### Background

This repository contains an implementation of Relaxed Linear Adversarial Concept Erasure (RLACE). Given a dataset `X` of dense representations and labels `y` for some concept (e.g. gender), the method identifies a rank-`k` subsapce whose neutralization (suing an othogonal projection matrix) prevents linear classifiers from recovering the concept from the representations.

The method relies on a relaxed and constrained version of a minimax game between a predictor that aims to predict `y` and a projection matrix `P` that is optimized to prevent the prediction.

### How to run

A simple running example is provided within `rlace.py`.

#### Parameters

The main method, `solve_adv_game`, receives several arguments, among them:

• `rank`: the rank of the neutralized subspace. `rank=1` is emperically enough to prevent linear prediction in binary classification problem.

• `epsilon`: stopping criterion for the adversarial game. Stops if abs(acc – majority_acc) < epsilon.

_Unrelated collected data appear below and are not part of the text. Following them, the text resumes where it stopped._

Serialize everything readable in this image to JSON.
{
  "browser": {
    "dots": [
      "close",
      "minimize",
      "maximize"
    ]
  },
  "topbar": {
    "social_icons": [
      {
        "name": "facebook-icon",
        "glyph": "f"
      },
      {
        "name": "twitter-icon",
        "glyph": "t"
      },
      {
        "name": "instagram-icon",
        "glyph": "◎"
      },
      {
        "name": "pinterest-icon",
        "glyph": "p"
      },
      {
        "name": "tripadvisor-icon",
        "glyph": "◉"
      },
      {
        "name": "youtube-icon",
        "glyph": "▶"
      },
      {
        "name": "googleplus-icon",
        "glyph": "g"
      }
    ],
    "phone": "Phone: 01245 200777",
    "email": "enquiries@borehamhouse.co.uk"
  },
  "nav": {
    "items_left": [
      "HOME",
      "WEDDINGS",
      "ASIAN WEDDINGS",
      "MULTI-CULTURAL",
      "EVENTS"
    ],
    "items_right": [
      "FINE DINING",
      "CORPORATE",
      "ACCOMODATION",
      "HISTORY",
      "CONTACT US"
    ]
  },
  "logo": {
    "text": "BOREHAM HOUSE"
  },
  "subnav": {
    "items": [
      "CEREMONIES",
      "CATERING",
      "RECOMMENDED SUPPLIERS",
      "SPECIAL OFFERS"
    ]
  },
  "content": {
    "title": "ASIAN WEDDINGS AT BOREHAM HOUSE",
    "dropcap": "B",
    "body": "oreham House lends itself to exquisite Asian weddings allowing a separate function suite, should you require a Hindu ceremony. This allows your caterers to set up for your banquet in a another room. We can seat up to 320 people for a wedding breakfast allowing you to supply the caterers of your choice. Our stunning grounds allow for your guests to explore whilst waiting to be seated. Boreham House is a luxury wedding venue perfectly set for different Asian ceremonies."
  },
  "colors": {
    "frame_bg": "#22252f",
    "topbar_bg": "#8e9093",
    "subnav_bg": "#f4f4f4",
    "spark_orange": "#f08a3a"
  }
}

• `optimizer_class`: torch.optim optimizer

• `optimizer_params_predictor / optimizer_params_P`: parameters for the optimziers of the predictor and the projection matrix, respectively.

#### Running example:

``````num_iters = 50000
rank=1
optimizer_class = torch.optim.SGD
optimizer_params_P = {"lr": 0.003, "weight_decay": 1e-4}
optimizer_params_predictor = {"lr": 0.003,"weight_decay": 1e-4}
epsilon = 0.001 # stop 0.1% from majority acc
batch_size = 256

output = solve_adv_game(X_train, y_train, X_dev, y_dev, rank=rank, device="cpu", out_iters=num_iters, optimizer_class=optimizer_class, optimizer_params_P =optimizer_params_P, optimizer_params_predictor=optimizer_params_predictor, epsilon=epsilon,batch_size=batch_size)
``````

Optimization: Even though we run a concave-convex minimax game, which is generallly “well-behaved”, optimziation with alternate SGD is still not completely straightforward, and may require some tuning of the optimizers. Accuracy is also not expected to monotonously decrease in optimization; we return the projection matrix which performed best along the entire game. In all experiments on binary classification problems, we identified a projection matrix that neutralizes a rank-1 subspace and decreases classification accuracy to near-random (50%).

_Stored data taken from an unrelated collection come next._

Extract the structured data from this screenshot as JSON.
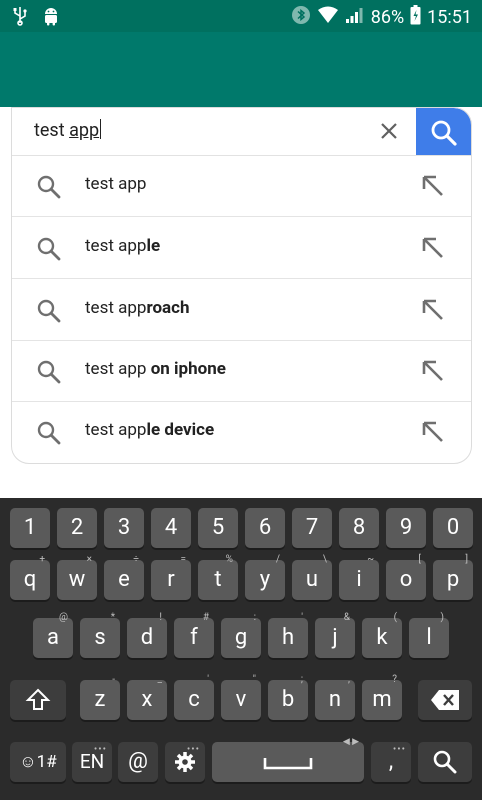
{
  "status_bar": {
    "battery": "86%",
    "time": "15:51"
  },
  "search": {
    "query_plain": "test ",
    "query_underlined": "app"
  },
  "suggestions": [
    {
      "plain": "test app",
      "bold": ""
    },
    {
      "plain": "test app",
      "bold": "le"
    },
    {
      "plain": "test app",
      "bold": "roach"
    },
    {
      "plain": "test app",
      "bold": " on iphone"
    },
    {
      "plain": "test app",
      "bold": "le device"
    }
  ],
  "keyboard": {
    "number_row": [
      "1",
      "2",
      "3",
      "4",
      "5",
      "6",
      "7",
      "8",
      "9",
      "0"
    ],
    "row1": [
      "q",
      "w",
      "e",
      "r",
      "t",
      "y",
      "u",
      "i",
      "o",
      "p"
    ],
    "row1_hints": [
      "+",
      "×",
      "÷",
      "=",
      "%",
      "/",
      "\\",
      "~",
      "[",
      "]"
    ],
    "row2": [
      "a",
      "s",
      "d",
      "f",
      "g",
      "h",
      "j",
      "k",
      "l"
    ],
    "row2_hints": [
      "@",
      "*",
      "!",
      "#",
      ":",
      "'",
      "&",
      "(",
      ")"
    ],
    "row3": [
      "z",
      "x",
      "c",
      "v",
      "b",
      "n",
      "m"
    ],
    "row3_hints": [
      "-",
      "_",
      "'",
      "\"",
      ";",
      ",",
      "?"
    ],
    "symbols_label": "☺1#",
    "language_label": "EN",
    "at_label": "@",
    "comma_label": ","
  },
  "colors": {
    "status_bar": "#00705f",
    "app_bar": "#00796b",
    "search_button": "#3f7de9",
    "keyboard_bg": "#2b2b2b",
    "key_bg": "#5a5a5a"
  }
}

#### Using the projection:

`output` that is returned from `solve_adv_game` is a dictionary, that contains the following keys:

1. `score`: final accuracy of the predictor on the projected data.

2. `P_before_svd`: the final approximate projection matrix, before SVD that guarantees it’s a proper orthogonal projection matrix.

3. `P`: a proper orthogonal matrix that neutralizes a rank-`k` subspace.

The “clean” vectors are given by `X.dot(output["P"])`.